Let's approach the question from this direction.
PAKE tries to solve this problem: Alice has a password $PW_{a}$, and Bob has a password $PW_{b}$; consider a protocol where Alice and Bob exchange messages, and generate encryption keys $E_{a}, E_{b}$ where $E_{a} = E_{b}$ if $PW_a = PW_b$ (and unrelated if $PW_a \ne PW_b$); if they're the same, Alice and Bob can use the common key to protect traffic.
In this scenario, one thing that an attacker Eve can do is pretend to be Alice, create a guess at the password $PW'$, and then run through the protocol with Bob (who knows the real password); if Eve picked the same password as Bob ($PW' = PW_b$), she knows her guess at the password was correct.

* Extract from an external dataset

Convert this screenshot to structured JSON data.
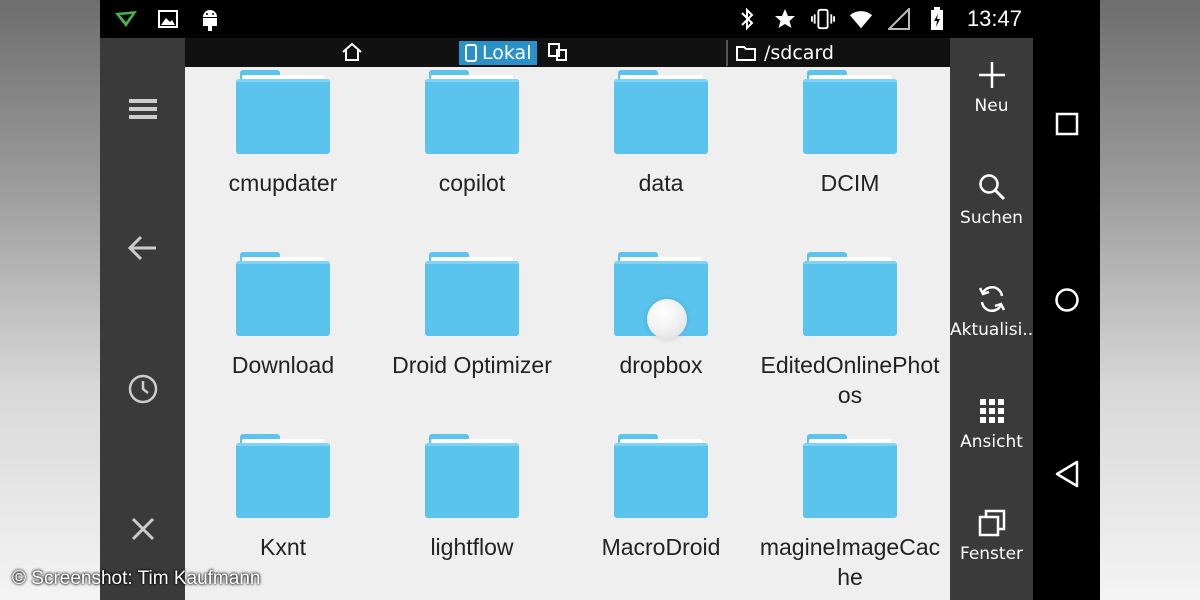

This (and the obvious related one where Eve pretends to be Bob) are inherent within the scenario; what a PAKE attempts to do is ensure that there is no significantly better attack; that going through the plausible passwords, and trying them one-by-one is about Eve's best option.

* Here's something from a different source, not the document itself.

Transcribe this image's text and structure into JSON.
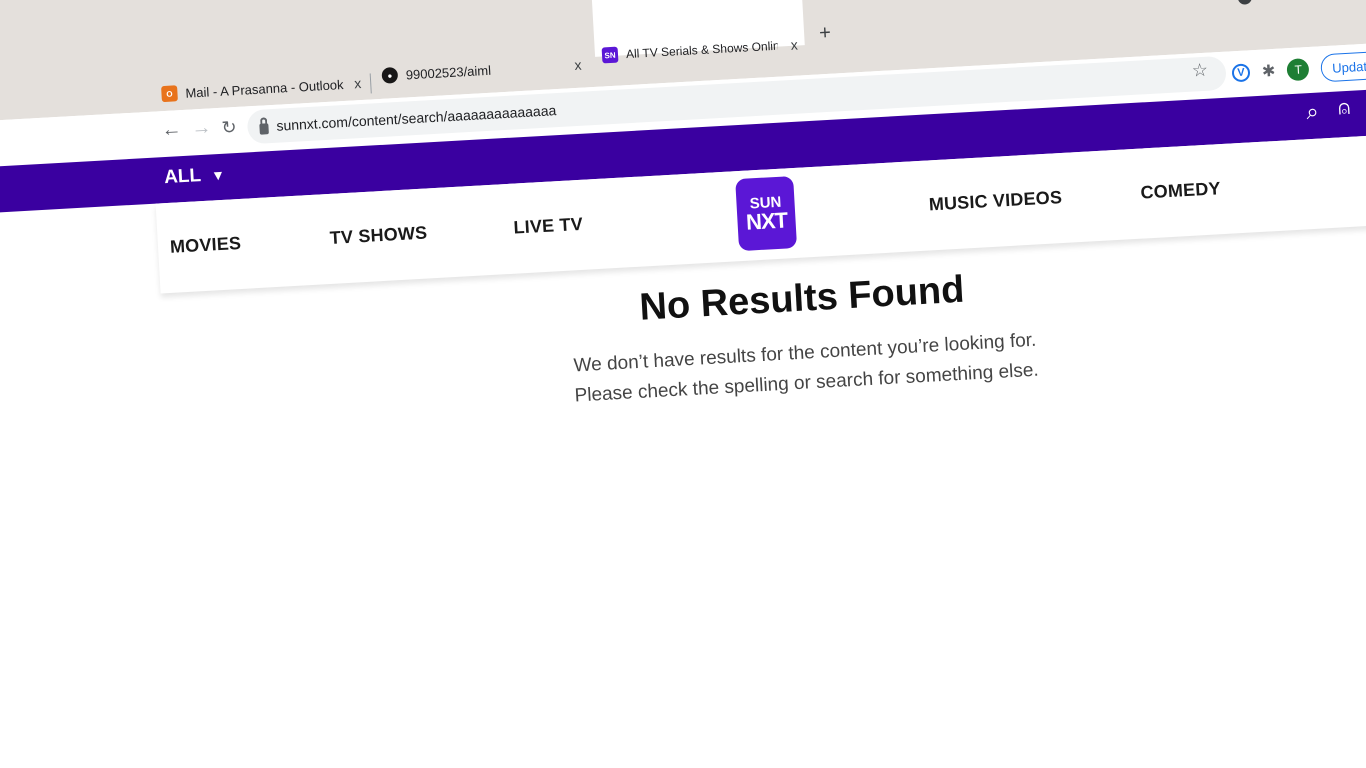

The formalism $Adv(A) \leq n_{se}/|PW| + neg$ attempts to capture this idea in a manner that we can make mathematical statements about; if Eve gets $n_{se}$ attempts, and she knows the size of the dictionary $|PW|$ of possible passwords, she can try $n_{se}$ entries with her attempts, and succeed with probability $n_{se} / |PW|$ (assuming that each entry in the password is equiprobable); the $neg$ term is there because no real protocol can actually achieve this.
What does this mean to you? If the risk that an attacker might guess the password successfully is too high for you, then yes, a PAKE in not applicable; you'll need to find some other authentication method that relies on something stronger than a low entropy secret.